Uit deze toelichting blijkt, dat de uitvoering van de in artikel 4, lid 1, eerste alinea, van richtlijn 96/43 bedoelde bepalingen niet heeft plaatsgevonden binnen de bij dat artikel gestelde termijn. Het door de Commissie te dier zake ingestelde beroep moet dan ook gegrond worden verklaard.

Voor de uitvoering van de in artikel 4, lid 1, tweede alinea, van richtlijn 96/43 bedoelde bepalingen daarentegen beschikten de lidstaten volgens de bewoordingen van dat artikel over een aanvullende termijn tot uiterlijk 1 juli 1999. Aangezien deze termijn nog niet was verstreken op de uiterste datum die de Commissie de Helleense Republiek had gesteld om aan het met redenen omkleed advies te voldoen, moet het beroep worden verworpen voor zover het tevens betrekking heeft op de vaststelling van de maatregelen om te voldoen aan de bepalingen bedoeld in artikel 4, lid 1, tweede alinea, van richtlijn 96/43.

Mitsdien moet worden vastgesteld, dat de Helleense Republiek, door niet binnen de gestelde termijn de nodige wettelijke en bestuursrechtelijke maatregelen te nemen om te voldoen aan het bepaalde in artikel 4, lid 1, eerste alinea, van richtlijn 96/43, de verplichtingen niet is nagekomen die krachtens die bepaling op haar rusten, en moet het beroep voor het overige worden verworpen.

Kosten

Volgens artikel 69, lid 2, van het Reglement voor de procesvoering wordt de in het ongelijk gestelde partij in de kosten verwezen, voor zover dit is gevorderd. Daar de Helleense Republiek voor het wezenlijke in het ongelijk is gesteld, dient zij, overeenkomstig de conclusies van de Commissie in die zin, in de kosten te worden verwezen.

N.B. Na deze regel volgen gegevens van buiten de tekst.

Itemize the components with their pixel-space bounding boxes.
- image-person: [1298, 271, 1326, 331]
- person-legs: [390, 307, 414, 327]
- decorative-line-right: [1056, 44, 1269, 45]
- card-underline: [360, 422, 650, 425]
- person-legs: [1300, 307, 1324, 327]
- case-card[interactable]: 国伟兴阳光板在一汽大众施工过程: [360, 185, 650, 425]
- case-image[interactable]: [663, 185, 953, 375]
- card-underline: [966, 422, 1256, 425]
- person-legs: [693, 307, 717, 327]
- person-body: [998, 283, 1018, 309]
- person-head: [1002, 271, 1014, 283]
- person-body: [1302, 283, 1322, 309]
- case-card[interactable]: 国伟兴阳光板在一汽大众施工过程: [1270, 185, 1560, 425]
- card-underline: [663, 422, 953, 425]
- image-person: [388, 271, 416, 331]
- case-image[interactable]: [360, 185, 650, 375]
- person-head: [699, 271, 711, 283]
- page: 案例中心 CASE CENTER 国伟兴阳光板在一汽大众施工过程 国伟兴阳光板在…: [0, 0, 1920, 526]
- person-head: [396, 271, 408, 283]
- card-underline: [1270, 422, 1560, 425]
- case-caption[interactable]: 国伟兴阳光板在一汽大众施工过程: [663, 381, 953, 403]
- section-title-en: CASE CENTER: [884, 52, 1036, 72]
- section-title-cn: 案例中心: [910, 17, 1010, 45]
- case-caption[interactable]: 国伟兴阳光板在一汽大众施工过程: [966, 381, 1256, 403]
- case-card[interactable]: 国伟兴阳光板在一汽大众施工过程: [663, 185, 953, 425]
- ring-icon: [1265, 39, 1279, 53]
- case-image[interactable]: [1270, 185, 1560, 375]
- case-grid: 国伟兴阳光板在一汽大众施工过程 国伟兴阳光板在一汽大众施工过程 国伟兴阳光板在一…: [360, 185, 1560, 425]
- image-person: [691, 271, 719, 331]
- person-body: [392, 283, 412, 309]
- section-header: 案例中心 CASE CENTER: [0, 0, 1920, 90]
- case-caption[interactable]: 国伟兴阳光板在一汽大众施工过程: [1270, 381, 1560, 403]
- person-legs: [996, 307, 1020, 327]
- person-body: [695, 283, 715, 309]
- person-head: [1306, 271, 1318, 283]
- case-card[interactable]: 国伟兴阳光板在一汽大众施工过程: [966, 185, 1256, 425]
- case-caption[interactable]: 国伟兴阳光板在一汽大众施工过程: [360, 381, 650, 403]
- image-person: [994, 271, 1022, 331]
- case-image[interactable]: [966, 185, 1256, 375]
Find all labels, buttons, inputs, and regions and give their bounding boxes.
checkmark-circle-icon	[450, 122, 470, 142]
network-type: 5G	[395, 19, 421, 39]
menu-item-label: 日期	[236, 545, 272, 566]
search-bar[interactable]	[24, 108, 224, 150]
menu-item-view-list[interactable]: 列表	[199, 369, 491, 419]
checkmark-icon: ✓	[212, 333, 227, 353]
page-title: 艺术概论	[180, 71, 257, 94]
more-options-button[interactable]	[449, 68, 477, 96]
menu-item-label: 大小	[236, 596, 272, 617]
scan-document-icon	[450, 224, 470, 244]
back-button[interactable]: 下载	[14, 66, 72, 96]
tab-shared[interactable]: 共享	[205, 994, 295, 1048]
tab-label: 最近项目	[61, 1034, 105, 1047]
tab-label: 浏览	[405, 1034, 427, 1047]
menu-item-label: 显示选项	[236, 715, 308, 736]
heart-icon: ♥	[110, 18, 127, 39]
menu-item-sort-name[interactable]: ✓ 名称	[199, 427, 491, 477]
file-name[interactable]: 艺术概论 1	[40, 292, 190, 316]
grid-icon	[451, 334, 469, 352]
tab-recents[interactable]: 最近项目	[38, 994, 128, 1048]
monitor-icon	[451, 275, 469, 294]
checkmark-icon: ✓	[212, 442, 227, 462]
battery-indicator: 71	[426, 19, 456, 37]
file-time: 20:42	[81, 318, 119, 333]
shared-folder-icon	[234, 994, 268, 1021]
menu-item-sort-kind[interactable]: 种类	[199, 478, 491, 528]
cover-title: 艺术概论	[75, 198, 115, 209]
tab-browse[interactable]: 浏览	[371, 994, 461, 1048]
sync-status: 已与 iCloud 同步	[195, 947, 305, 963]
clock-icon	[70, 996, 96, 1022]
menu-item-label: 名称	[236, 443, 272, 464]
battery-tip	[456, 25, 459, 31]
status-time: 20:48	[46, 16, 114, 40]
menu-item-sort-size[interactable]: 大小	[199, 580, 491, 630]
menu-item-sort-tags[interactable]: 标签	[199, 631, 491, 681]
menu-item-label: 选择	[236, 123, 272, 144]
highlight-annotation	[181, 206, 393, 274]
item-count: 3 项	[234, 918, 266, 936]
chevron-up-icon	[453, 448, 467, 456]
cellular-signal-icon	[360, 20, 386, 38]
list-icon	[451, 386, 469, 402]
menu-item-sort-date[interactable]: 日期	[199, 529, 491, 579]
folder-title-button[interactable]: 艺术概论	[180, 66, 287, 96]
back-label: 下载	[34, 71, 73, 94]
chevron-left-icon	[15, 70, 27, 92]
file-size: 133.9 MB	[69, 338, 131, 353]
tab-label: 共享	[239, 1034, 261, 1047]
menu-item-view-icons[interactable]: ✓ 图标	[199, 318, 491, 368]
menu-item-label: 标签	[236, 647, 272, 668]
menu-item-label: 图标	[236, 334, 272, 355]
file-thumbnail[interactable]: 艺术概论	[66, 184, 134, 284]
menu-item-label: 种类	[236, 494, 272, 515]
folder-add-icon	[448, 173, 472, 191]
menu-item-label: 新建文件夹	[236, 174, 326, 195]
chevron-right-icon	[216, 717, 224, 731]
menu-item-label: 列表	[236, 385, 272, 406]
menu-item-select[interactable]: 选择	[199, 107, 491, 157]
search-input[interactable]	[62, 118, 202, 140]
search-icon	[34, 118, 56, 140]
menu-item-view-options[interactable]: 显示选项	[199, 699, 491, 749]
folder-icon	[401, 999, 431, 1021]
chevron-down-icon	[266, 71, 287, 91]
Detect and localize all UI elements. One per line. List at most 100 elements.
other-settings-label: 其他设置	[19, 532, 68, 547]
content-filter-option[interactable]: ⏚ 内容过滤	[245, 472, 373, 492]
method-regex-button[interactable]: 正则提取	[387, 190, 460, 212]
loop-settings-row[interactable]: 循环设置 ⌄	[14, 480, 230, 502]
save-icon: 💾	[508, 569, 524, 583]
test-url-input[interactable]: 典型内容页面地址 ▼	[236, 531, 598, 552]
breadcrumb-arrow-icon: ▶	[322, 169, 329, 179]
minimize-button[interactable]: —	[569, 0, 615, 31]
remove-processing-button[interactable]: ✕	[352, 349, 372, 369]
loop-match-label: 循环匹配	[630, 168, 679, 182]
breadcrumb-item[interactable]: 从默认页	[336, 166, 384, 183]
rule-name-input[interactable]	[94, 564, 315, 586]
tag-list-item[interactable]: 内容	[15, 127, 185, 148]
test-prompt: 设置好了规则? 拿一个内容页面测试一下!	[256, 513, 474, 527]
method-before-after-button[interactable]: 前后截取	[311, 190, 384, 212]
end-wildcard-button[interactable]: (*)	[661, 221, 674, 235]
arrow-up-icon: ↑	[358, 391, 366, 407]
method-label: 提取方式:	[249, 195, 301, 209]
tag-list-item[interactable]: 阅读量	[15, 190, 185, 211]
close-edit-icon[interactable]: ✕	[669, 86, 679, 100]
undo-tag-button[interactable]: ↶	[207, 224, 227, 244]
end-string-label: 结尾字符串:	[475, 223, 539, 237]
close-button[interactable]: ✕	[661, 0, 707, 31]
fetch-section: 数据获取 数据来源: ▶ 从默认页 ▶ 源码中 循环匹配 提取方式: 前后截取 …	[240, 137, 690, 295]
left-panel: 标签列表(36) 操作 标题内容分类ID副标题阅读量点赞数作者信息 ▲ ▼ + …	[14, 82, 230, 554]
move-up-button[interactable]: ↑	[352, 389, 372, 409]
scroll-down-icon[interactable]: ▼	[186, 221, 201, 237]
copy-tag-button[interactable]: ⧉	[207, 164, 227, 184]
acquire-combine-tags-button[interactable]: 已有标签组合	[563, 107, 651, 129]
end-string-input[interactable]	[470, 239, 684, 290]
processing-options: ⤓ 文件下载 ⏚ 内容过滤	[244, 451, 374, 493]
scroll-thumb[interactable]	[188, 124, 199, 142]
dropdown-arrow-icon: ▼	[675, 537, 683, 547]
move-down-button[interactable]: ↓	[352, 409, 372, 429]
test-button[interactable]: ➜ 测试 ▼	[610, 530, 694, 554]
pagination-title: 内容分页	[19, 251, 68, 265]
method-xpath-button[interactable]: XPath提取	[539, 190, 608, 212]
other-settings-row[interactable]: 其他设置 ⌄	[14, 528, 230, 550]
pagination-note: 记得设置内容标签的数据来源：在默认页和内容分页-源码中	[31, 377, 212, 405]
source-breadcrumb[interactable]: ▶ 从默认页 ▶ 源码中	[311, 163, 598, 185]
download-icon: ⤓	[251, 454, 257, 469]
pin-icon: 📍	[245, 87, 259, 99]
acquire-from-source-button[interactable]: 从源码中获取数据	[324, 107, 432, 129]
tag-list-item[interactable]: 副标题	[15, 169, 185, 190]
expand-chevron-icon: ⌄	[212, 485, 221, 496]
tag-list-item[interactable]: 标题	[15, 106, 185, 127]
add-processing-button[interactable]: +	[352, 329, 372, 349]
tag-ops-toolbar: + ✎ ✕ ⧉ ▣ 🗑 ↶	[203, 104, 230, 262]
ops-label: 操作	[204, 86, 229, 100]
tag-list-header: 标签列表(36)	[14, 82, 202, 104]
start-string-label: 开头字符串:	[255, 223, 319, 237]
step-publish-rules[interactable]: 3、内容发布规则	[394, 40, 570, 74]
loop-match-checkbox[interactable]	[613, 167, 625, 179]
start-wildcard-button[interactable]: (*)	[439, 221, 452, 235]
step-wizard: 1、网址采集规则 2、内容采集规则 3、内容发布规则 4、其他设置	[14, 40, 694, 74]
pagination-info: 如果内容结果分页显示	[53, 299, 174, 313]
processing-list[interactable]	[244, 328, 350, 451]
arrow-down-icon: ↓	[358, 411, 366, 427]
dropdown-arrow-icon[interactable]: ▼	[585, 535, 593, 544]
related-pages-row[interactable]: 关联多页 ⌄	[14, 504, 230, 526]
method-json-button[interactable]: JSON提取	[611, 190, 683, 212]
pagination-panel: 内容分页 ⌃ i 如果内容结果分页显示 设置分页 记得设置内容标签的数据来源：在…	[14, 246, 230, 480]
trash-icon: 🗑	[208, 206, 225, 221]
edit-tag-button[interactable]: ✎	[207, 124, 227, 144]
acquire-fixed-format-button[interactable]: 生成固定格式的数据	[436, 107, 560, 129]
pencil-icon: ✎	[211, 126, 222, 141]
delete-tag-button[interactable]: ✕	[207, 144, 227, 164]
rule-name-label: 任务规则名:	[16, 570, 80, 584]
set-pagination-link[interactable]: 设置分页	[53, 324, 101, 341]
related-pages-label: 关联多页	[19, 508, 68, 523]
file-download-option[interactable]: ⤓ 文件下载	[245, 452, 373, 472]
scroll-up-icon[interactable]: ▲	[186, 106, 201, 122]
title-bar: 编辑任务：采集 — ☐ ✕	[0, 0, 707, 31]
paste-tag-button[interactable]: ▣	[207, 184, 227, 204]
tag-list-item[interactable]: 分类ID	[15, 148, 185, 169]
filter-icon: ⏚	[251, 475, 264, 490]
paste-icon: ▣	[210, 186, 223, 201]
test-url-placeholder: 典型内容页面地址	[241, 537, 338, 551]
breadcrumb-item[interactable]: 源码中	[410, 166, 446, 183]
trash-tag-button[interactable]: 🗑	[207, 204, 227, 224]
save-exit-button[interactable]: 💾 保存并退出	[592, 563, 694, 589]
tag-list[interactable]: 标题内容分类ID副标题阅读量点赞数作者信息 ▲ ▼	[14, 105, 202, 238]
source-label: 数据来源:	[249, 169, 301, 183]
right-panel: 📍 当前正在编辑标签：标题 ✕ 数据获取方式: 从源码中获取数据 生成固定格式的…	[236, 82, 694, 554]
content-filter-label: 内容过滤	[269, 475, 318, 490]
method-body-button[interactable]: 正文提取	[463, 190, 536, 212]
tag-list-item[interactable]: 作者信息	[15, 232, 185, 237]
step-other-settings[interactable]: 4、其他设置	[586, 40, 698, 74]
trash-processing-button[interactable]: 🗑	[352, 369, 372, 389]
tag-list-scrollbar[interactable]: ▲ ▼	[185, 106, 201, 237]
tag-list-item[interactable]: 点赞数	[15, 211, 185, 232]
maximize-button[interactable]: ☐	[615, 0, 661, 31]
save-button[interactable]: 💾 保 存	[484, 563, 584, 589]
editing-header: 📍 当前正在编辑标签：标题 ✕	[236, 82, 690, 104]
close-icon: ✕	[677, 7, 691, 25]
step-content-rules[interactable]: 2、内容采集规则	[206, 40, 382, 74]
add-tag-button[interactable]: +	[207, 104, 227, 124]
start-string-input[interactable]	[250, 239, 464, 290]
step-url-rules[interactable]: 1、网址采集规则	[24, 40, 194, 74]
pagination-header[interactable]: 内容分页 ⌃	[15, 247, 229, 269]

HET HOF VAN JUSTITIE (Eerste kamer),

rechtdoende, verstaat:

  1. Door niet binnen de gestelde termijn de nodige wettelijke en bestuursrechtelijke maatregelen te nemen om te voldoen aan het bepaalde in artikel 4, lid 1, eerste alinea, van richtlijn 96/43/EG van de Raad van 26 juni 1996 tot wijziging en codificering van richtlijn 85/73/EEG om de financiering van de keuringen en veterinaire controles van levende dieren en bepaalde dierlijke producten te garanderen en tot wijziging van de richtlijnen 90/675/EEG en 91/496/EEG, is de Helleense Republiek de verplichtingen niet nagekomen die krachtens die bepaling op haar rusten.

  2. Het beroep wordt voor het overige verworpen.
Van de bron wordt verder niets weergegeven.